We both got more sleep last night -- although M's required some acts of contorsion on his part. As I told him, 'hey, WHATEVER works'.
Yesterday was a longish day -- hell, they ALL have been -- but in a different way. More active, and that's great. But also some nice sitting and chilling. And a real meal for M at a real restaurant type place. ok .. it was the same restaurant I've been eating dinner at with family and stuff off/on since the night of the surgery -- but it is good!
Highlight of the day -- at least as far as M was concerned -- getting caffeine. I desparately needed something more than ice tea and since I've commented that this appears to be a Pepsi town, or at least the CC has a big time Pepsi deal (dammit), I can't get a real, fully sugared, fully caffeinated god damn COKE anywhere. So -- it was off to Starbucks. See, this is a big deal because I don't drink coffee. Only once in a blue moon, or in desperation. And then only doctored and latted and creamed [hey a non-fat caramel latte ain't actually that bad!] and sypruped until it's just a hot adult milkshake [oops! this one IS!] with a hint of coffee flavor. thankfully that's what Starbucks excels at. So I got my hit and felt better.
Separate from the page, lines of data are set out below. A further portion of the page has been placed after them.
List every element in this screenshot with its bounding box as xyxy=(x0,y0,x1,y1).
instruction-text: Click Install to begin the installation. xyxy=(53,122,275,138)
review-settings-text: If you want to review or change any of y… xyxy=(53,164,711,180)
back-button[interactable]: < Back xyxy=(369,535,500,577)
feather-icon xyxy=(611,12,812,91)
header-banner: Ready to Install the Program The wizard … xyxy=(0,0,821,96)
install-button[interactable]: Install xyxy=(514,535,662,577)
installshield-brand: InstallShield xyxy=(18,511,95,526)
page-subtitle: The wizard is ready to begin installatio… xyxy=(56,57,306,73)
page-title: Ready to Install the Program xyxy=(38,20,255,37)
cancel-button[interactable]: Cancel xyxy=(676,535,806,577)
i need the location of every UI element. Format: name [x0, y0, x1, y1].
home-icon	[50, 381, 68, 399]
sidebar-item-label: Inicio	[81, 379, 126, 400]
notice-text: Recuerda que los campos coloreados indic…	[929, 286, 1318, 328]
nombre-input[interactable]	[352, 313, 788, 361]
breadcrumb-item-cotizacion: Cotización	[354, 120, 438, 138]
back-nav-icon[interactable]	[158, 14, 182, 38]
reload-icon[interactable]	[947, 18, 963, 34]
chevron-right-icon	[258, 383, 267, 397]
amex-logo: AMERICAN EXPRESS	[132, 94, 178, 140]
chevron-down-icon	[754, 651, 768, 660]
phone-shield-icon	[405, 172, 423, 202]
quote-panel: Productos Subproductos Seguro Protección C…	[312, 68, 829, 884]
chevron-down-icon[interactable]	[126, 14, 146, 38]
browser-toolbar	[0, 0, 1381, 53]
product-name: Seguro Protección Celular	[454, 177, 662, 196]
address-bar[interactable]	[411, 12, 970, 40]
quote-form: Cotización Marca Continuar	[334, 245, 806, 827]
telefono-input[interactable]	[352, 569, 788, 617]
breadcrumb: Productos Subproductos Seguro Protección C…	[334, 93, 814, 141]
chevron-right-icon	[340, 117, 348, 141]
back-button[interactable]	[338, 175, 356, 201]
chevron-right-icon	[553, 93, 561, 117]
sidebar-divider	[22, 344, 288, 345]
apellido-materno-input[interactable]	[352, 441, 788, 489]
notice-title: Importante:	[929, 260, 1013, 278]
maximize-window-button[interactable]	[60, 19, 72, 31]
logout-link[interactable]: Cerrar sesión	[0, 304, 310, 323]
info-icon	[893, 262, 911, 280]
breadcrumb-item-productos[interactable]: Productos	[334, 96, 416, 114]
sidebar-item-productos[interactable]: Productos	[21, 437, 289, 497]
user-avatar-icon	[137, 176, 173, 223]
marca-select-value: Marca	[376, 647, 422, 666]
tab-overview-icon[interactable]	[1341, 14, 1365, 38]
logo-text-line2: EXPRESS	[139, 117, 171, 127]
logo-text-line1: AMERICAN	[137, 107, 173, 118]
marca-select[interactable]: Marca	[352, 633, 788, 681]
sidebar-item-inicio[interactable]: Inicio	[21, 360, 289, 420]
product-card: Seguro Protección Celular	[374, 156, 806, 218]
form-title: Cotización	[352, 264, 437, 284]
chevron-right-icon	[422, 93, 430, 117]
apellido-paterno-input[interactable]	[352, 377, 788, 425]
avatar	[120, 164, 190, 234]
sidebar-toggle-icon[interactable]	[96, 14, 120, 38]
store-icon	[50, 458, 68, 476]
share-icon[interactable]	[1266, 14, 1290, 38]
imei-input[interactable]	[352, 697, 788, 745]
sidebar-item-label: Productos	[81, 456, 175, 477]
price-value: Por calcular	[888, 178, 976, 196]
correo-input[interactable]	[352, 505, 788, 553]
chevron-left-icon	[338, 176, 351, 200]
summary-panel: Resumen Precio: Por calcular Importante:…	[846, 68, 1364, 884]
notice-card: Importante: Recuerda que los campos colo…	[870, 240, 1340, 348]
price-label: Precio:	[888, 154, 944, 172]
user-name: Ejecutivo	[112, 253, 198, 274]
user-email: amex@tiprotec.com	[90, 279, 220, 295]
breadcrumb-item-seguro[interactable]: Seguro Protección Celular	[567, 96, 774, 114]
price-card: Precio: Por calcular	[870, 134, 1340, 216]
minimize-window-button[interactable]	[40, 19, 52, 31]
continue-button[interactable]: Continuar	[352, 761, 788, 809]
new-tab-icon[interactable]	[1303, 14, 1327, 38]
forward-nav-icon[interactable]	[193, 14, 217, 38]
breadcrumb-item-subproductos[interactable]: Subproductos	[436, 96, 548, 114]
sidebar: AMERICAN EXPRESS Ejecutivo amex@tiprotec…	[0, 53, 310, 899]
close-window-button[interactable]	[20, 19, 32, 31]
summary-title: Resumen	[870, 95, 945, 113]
And then M wanted to try some. Now mind you, he's been off ALL caffeine for 18+ months b/c it so screws with his system with the heart problem and the uber doses of meds. The weeks he went off cold turkey ... oh man oh man. So this was his first real sip or two of coffee in a long time. He tried mine. He was ok. He waited. He was still ok. He asked for more.
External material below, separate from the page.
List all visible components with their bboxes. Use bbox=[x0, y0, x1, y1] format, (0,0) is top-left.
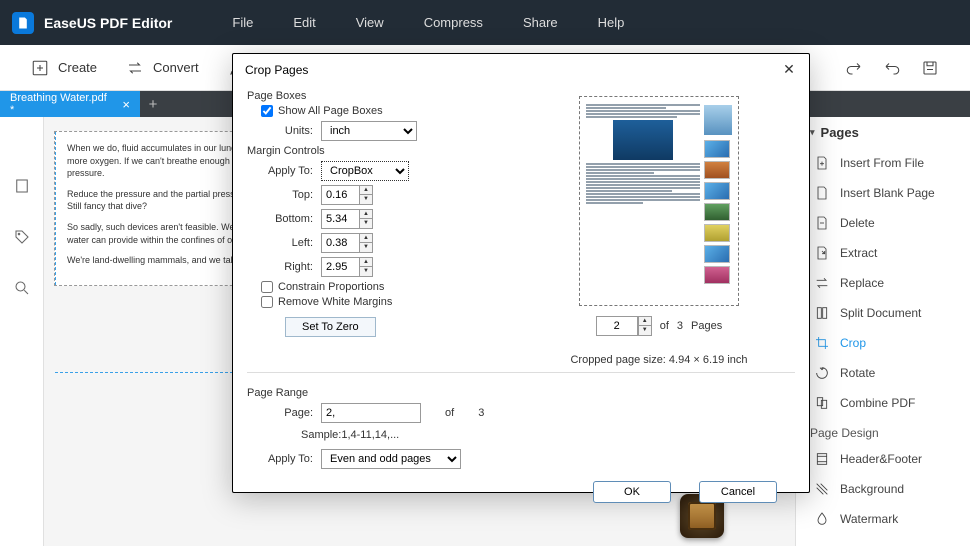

I told him "my caffeine dammit" ;-) So we went back later and he ordered his own latte and sipped it slowly and said it was like the veil that had been over his head was lifted for first time in long time and clarity returned. He may even have seen stars and tweety birds and angels singing. He is one damn happy camper. Such an ecstatic look on his face. Huh -- I think the Starbucks people may be his new BFFs and I am now distantly behind them. ;-)
Today -- more walking, chilling. And contacting airlines and such to get assistance getting him home.
Caretaking Lesson: Don't touch the patient's bananas, or now, his coffee. And when he says his needs pain pills now -- no arguing, no stopping to get completely dressed, do not pass Go or collect $200, just get the dang pills.